Cinema Marte Dum Tak Series Review: The perseverance behind the pulp

Vasan Bala backed documentary show approaches the world of underground seedy films and its makers with much-needed sympathy
Rating:(3.5 / 5)

The first time I saw Kanti Shah’s Gunda, I appreciated-- not ironically-- the creativity of its dialogue. Although they do sound like a bunch of sonnets written by a P.T teacher the night before a drama skit because the English professor fell sick, the lines create absurd images in your head. Like one of them is about a man drinking cat milk and travelling from Delhi. No logic or lyricism to be found here-Dilli and Billi just rhyme well. Even if lesser, it was art.

Gunda was a B-grade film or B-movie as the West calls it. These films were made on meagre budgets, locations restricted to Mumbai’s Film City and shoots were packed up in a week. The target audience was the working class. Titillation was the purpose. Be it horror, action or romance, everything was either sex or about sex. In Cinema Marte Dum Tak, the new documentary series on Prime Video, journalist Kunal Shah unknowingly gives the perfect name to such films: Quickies.

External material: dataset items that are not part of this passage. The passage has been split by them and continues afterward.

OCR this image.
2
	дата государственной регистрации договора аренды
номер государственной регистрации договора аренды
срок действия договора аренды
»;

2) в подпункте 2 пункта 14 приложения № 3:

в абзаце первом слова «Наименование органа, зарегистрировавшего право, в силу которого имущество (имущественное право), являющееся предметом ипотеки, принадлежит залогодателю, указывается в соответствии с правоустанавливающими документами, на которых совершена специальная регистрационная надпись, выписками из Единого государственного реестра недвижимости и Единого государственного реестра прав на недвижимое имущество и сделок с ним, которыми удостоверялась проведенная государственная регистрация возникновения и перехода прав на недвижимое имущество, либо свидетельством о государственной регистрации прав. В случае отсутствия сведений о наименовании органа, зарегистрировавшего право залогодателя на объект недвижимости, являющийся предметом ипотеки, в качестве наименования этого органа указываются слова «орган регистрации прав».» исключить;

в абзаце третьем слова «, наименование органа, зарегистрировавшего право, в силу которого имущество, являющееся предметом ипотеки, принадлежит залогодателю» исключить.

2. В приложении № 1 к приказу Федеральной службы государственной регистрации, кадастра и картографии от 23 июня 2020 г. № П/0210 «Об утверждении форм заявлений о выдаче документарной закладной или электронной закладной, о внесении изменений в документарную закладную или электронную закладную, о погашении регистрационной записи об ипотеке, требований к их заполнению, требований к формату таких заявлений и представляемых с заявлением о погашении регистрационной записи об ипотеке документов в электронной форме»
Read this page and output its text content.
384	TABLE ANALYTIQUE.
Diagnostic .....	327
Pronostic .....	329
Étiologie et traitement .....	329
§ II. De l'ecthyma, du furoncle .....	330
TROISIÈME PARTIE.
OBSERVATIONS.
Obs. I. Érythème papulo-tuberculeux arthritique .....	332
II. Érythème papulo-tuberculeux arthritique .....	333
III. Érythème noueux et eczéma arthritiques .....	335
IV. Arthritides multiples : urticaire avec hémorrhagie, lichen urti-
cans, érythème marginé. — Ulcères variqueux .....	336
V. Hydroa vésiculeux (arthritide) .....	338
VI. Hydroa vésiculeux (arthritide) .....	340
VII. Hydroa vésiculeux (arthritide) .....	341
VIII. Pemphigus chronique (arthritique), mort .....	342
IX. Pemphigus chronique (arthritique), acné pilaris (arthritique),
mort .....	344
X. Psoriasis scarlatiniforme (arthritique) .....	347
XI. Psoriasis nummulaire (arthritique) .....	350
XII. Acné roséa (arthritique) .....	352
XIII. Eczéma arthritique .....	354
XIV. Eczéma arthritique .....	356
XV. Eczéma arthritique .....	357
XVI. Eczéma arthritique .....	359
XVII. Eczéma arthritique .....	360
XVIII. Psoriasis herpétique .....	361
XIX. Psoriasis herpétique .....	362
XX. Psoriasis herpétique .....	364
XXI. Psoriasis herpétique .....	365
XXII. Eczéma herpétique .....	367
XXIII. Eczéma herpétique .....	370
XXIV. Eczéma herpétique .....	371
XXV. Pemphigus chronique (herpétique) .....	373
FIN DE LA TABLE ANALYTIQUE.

Cast: Vinod Talwar, Kishan Shah, J Neelam, Dilip Gulati and Kanti Shah

Streamer: Prime Video

The documentary, backed by cineaste Vasan Bala, deftly explores the life and working style of four pulp cinema directors. There is vampire-obsessed Vinod Talwar, who helmed Halloween-mask-horror films like Raat ke Andhere Mein (1987) and Khooni Panja (1991), explorer of female desire J. Neelam (Main Hoon Kunwari Dulhan, 2001, Tadapti Jawani, 2005), eco-warrior Dilip Gulati (Jungle Beauty, 1991, Zimbo, 1999) and the jack-of-all-trades Kishan Shah (Bhoot Ke Peeche Bhoot, 2003, Pyaasi Nagin, 2004, Jungle Lioness, 2004). The filmmakers are given the task to shoot a short film again and all of them stick to what they know. Vinod comes up with Blood Suckers, Neelam’s film is called Shanti Basera, Dilip takes away from his previous work and makes Jungle Girl and Kishan goes for Sautan Bani Chudail.

The documentarians also take a compassionate approach towards their subjects as they shoot them at home and at work. Thankfully, they are not reduced to laughing stock or meme fodder. When informed he is being given an opportunity to direct a film again, Vinod, gleefully, takes out the dusty, handwritten script of Blood Suckers from an almirah. He then narrates the plot to the camera, like an old man reading to his grandkids from a forgotten diary. Neelam, a tough taskmaster on set, asks her flatmate’s opinion on the taste of a new dish she is trying. Dilip reads about tribal rights and land encroachments in his spare time and Kishan is basically Shashi Kapoor to his brother Kanti Shah’s Bachchan. He even tells the camera, “He has everything but I have a family.”

The series smartly does not delve upon too much on Kanti’s eminence in the world of B-movies or his infamy when it comes to Hindi cinema. He is peppered well throughout, being a moving part in the big machine, that was once, the pulp film industry. Cinema Marte Dum Tak also zooms out and tracks the journey of this underground cinema, and how the controversy around “bits” or pornographic scenes that were added under the nose of the Censors, the death of single screens after advancement of multiplexes and lack of upgradation by makers, led to its downfall.

The praiseworthy part is that the series never loses out to its humanness. More than creative professionals, these were people trying to hold their ground in the topsy-turvy, bumpy rollercoaster ride that is the film industry. They had less money, even less time and several mouths to feed. A lot of them fell on hard times. Sapna Sappu, the Sridevi of these films, known for her iconic Baywatch-like beach run in the opening scene of Kanti Shah’s Angoor (2005), almost breaks down as she talks about bringing up her child as a single mother. It’s endearing to see these makers, these actors, walk the red carpet to their films’ screening as Akanksha Sethi croons, “Woh chandni meri kal gum si jaegi, aey shaam tham ja tu yahi.” If only we could watch the films.